Me quedé paralizado. La bolsa de verduras casi se me resbala de las manos. Ella también se detuvo, como si alguien hubiera apretado un botón que congelara el mundo. Y entonces ocurrió algo que jamás habría imaginado: se puso una mano en el pecho, avanzó hacia mí con pasos vacilantes y, antes de que pudiera reaccionar, me abrazó.
Su voz tembló:
“Perdóname… Te he estado buscando todos estos años.”
Se me revolvió el estómago. No de emoción, sino de rabia. Una rabia vieja, pero aún viva. ¿Perdón? ¿Ahora? Después de destrozarme la vida cuando más apoyo necesitaba. Después de convencer a su hijo —mi novio por aquel entonces— de que yo era solo "un error" y que la paternidad arruinaría su futuro. Ella, la mujer que me había tratado como una amenaza, como un intruso. La misma que lo presionó hasta que me abandonó sin mirar atrás, dejándome embarazada, asustada y sola a los diecinueve años.
Me aparté bruscamente.
"¿Me buscas? ¿Por qué?", pregunté en un susurro, intentando controlar el temblor que me recorría el cuerpo.

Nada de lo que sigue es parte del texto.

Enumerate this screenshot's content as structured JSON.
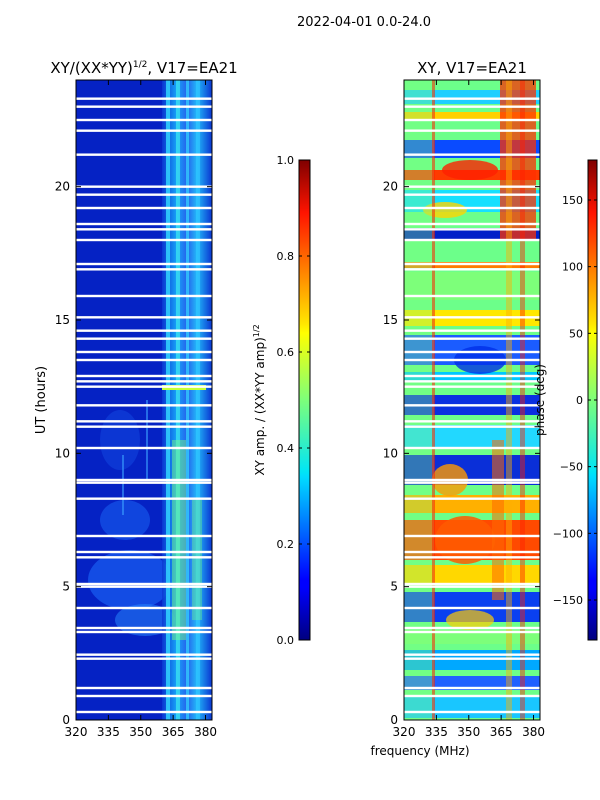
{
  "suptitle": "2022-04-01 0.0-24.0",
  "chart_data": [
    {
      "type": "heatmap",
      "title": "XY/(XX*YY)^1/2, V17=EA21",
      "title_main": "XY/(XX*YY)",
      "title_sup": "1/2",
      "title_tail": ", V17=EA21",
      "ylabel": "UT (hours)",
      "xlabel": "",
      "xlim": [
        320,
        383
      ],
      "ylim": [
        0,
        24
      ],
      "xticks": [
        320,
        335,
        350,
        365,
        380
      ],
      "yticks": [
        0,
        5,
        10,
        15,
        20
      ],
      "colorbar": {
        "label": "XY amp. / (XX*YY amp)^1/2",
        "label_main": "XY amp. / (XX*YY amp)",
        "label_sup": "1/2",
        "range": [
          0.0,
          1.0
        ],
        "ticks": [
          0.0,
          0.2,
          0.4,
          0.6,
          0.8,
          1.0
        ],
        "tick_labels": [
          "0.0",
          "0.2",
          "0.4",
          "0.6",
          "0.8",
          "1.0"
        ],
        "colormap": "jet"
      }
    },
    {
      "type": "heatmap",
      "title": "XY, V17=EA21",
      "ylabel": "",
      "xlabel": "frequency (MHz)",
      "xlim": [
        320,
        383
      ],
      "ylim": [
        0,
        24
      ],
      "xticks": [
        320,
        335,
        350,
        365,
        380
      ],
      "yticks": [
        0,
        5,
        10,
        15,
        20
      ],
      "colorbar": {
        "label": "phase (deg)",
        "range": [
          -180,
          180
        ],
        "ticks": [
          -150,
          -100,
          -50,
          0,
          50,
          100,
          150
        ],
        "tick_labels": [
          "−150",
          "−100",
          "−50",
          "0",
          "50",
          "100",
          "150"
        ],
        "colormap": "jet"
      }
    }
  ],
  "flagged_hours": [
    0.3,
    0.9,
    1.2,
    2.3,
    2.45,
    3.3,
    3.45,
    4.2,
    5.0,
    5.1,
    6.1,
    6.3,
    6.9,
    8.3,
    8.9,
    9.0,
    10.2,
    11.0,
    11.2,
    11.8,
    12.5,
    12.7,
    12.9,
    13.5,
    13.8,
    14.3,
    14.6,
    15.1,
    15.9,
    16.9,
    17.1,
    18.0,
    18.4,
    18.6,
    19.2,
    19.7,
    20.0,
    21.2,
    22.1,
    22.5,
    23.0,
    23.3
  ]
}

Sus lágrimas caían sin control. "No sabes lo que hice... no sabes lo que pasó después. Pensé que podía arreglar algo, aunque fuera un poco..."
La gente empezaba a mirarnos fijamente. Quería gritar. Quería exigir respuestas. Quería decirle que no necesitaba nada de ella, que había criado a un hijo maravilloso sin su dinero ni su apellido, que había sobrevivido a la soledad, los trabajos temporales, el agotamiento y el miedo. Pero las palabras se me atascaron en la garganta.
Respiró profundamente, como preparándose para una confesión que le pesaba demasiado.
Tenía que decirle algo... algo terrible. Lo obligué a dejarte. Y luego... —Se interrumpió, incapaz de continuar.
“¿Y luego qué?”, insistí, sintiendo el corazón latir con fuerza.
Sus ojos, hinchados por el llanto, me buscaron desesperadamente.
“Entonces lo perdí. Lo perdí también.”
Un silencio gélido nos envolvió. Y, por primera vez en muchos años, sentí que mi ira estaba a punto de estallar.